彼女が部屋に入った直後、「ピンポーン」とエレベーターの扉が開き、背の高い人影が現れた。九条蓮だった。
その後ろから真壁直人が続き、恭しく言った。「九条さん、お荷物はすべてご用意できております。本日からご入居いただけます。」
まさか九条蓮が九条家本邸を出て、こんな狭い部屋に引っ越してくるとは。真壁直人は信じられない思いだった。
だが、高橋美咲がここにいるからこそ、九条蓮が妻を取り戻すためにここまでしているのだと思うと、不思議ではなくなった。
あの日、高橋美咲と険悪なまま別れたものの、九条蓮は長く離れていたくなかった。だからこそ、彼女の向かいに引っ越す決断をしたのだ。
真壁直人は部屋の中の様子を一瞥し、またもや困ったような表情を浮かべた。「九条さん、それでは私はこれで失礼します。何かあればご連絡ください。」
真壁直人が去った後、九条蓮の携帯が突然鳴った。
電話の相手は九条凛だった。
彼は画面をスワイプして応答した。「どうした?」
「蓮、お姉さんが最近投資家を探してるって聞いたけど、あの義妹があちこちで邪魔してるみたいで、全然うまくいってないんでしょ?もしかして、蓮が直接手を貸したの?」
あの日、九条蓮は自分は大丈夫だと伝え、九条家の大旦那様からも黙認を得ていたので、もう誰も彼のことに口出ししなくなった。

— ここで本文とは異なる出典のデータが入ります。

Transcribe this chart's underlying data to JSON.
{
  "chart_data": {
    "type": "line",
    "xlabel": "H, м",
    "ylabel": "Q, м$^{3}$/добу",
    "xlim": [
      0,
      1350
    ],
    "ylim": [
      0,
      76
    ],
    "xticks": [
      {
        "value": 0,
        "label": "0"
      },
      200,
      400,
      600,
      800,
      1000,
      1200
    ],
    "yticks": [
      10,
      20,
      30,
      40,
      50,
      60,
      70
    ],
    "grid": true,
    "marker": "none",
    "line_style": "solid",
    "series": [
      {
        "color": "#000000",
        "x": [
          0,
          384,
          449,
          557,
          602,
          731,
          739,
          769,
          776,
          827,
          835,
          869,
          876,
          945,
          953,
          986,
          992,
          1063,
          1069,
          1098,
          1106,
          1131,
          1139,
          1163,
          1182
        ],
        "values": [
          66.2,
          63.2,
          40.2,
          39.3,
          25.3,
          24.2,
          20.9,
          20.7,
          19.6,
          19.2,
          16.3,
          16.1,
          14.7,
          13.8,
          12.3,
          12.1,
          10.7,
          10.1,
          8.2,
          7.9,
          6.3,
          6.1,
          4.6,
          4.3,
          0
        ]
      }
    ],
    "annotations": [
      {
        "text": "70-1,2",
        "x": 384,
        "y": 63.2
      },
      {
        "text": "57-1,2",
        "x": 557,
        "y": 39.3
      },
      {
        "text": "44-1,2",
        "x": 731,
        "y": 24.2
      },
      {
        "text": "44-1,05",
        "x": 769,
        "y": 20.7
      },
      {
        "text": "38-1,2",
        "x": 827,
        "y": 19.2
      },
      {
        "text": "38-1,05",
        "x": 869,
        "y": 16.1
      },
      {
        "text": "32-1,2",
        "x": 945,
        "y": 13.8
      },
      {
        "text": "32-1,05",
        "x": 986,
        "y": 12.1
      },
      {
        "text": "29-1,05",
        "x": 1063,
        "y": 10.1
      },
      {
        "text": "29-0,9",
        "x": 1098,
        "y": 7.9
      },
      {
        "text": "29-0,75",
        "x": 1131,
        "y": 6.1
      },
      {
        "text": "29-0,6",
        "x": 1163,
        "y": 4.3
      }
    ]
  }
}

九条蓮は九条凛に、結婚式の準備に専念するよう言い、自分と高橋美咲のことには関わらないように伝えていた。だが、九条凛がじっとしていられるはずもなく、やはり彼の動向を知るとすぐに電話をかけてきたのだった。
案の定、九条蓮の最近の行動を知った九条凛は、いてもたってもいられず、すぐに情報を探りにきた。

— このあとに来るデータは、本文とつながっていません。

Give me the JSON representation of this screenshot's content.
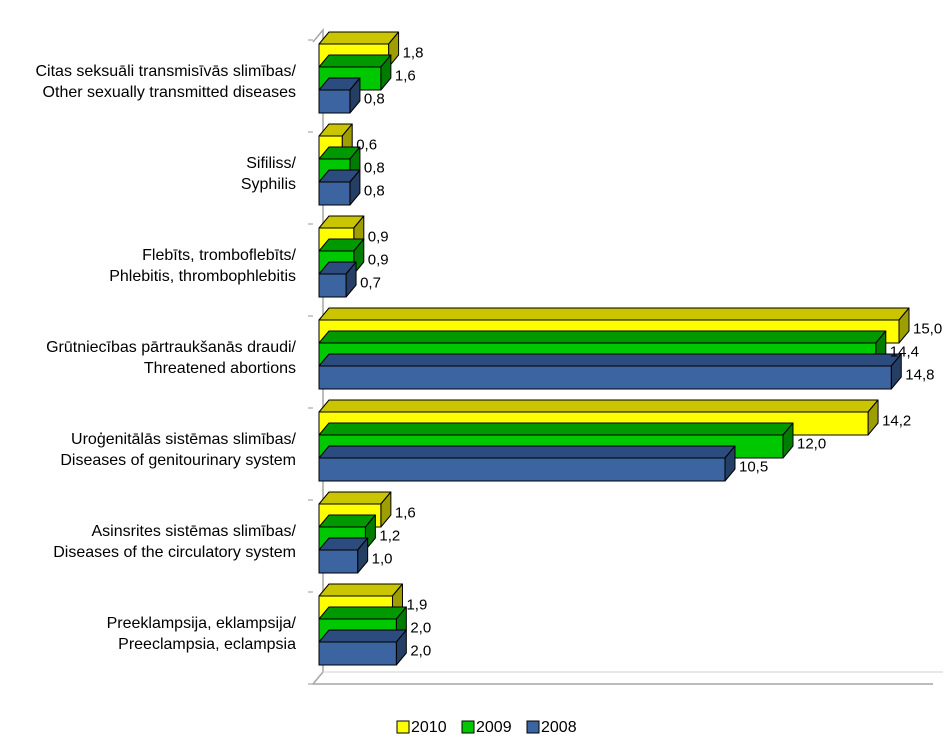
{
  "chart_data": {
    "type": "bar",
    "orientation": "horizontal",
    "style": "3d",
    "title": "",
    "xlabel": "",
    "ylabel": "",
    "xlim": [
      0,
      15.5
    ],
    "grid": false,
    "legend_position": "bottom",
    "categories": [
      [
        "Citas seksuāli transmisīvās slimības/",
        "Other sexually transmitted diseases"
      ],
      [
        "Sifiliss/",
        "Syphilis"
      ],
      [
        "Flebīts, tromboflebīts/",
        "Phlebitis, thrombophlebitis"
      ],
      [
        "Grūtniecības pārtraukšanās draudi/",
        "Threatened abortions"
      ],
      [
        "Uroģenitālās sistēmas slimības/",
        "Diseases of genitourinary system"
      ],
      [
        "Asinsrites sistēmas slimības/",
        "Diseases of the circulatory system"
      ],
      [
        "Preeklampsija, eklampsija/",
        "Preeclampsia, eclampsia"
      ]
    ],
    "series": [
      {
        "name": "2010",
        "color": "#FFFF00",
        "values": [
          1.8,
          0.6,
          0.9,
          15.0,
          14.2,
          1.6,
          1.9
        ],
        "labels": [
          "1,8",
          "0,6",
          "0,9",
          "15,0",
          "14,2",
          "1,6",
          "1,9"
        ]
      },
      {
        "name": "2009",
        "color": "#00C800",
        "values": [
          1.6,
          0.8,
          0.9,
          14.4,
          12.0,
          1.2,
          2.0
        ],
        "labels": [
          "1,6",
          "0,8",
          "0,9",
          "14,4",
          "12,0",
          "1,2",
          "2,0"
        ]
      },
      {
        "name": "2008",
        "color": "#3C64A0",
        "values": [
          0.8,
          0.8,
          0.7,
          14.8,
          10.5,
          1.0,
          2.0
        ],
        "labels": [
          "0,8",
          "0,8",
          "0,7",
          "14,8",
          "10,5",
          "1,0",
          "2,0"
        ]
      }
    ],
    "top_colors": {
      "2010": "#C9C500",
      "2009": "#009A00",
      "2008": "#2C4C80"
    }
  }
}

九条凛の言葉を聞き、九条蓮の表情が少し和らぎ、低い声で「うん」と答えた。
「わあ!それってすごいじゃない!お姉さんが知ったら絶対感激するよ!」九条凛は興奮気味に叫び、まるで高橋美咲と九条蓮が仲直りする瞬間が目に浮かぶようだった。
九条蓮は口元にわずかに笑みを浮かべた。「彼女はまだ知らないし、知らせるつもりもない。」
「え?」九条凛は呆然とした。九条蓮は高橋美咲に知らせる気がないの?じゃあ、なぜそこまで?
「せっかくいいことしたんだから、すぐ伝えて感動させるのかと思ったのに……」と九条凛はぼそりとつぶやいた。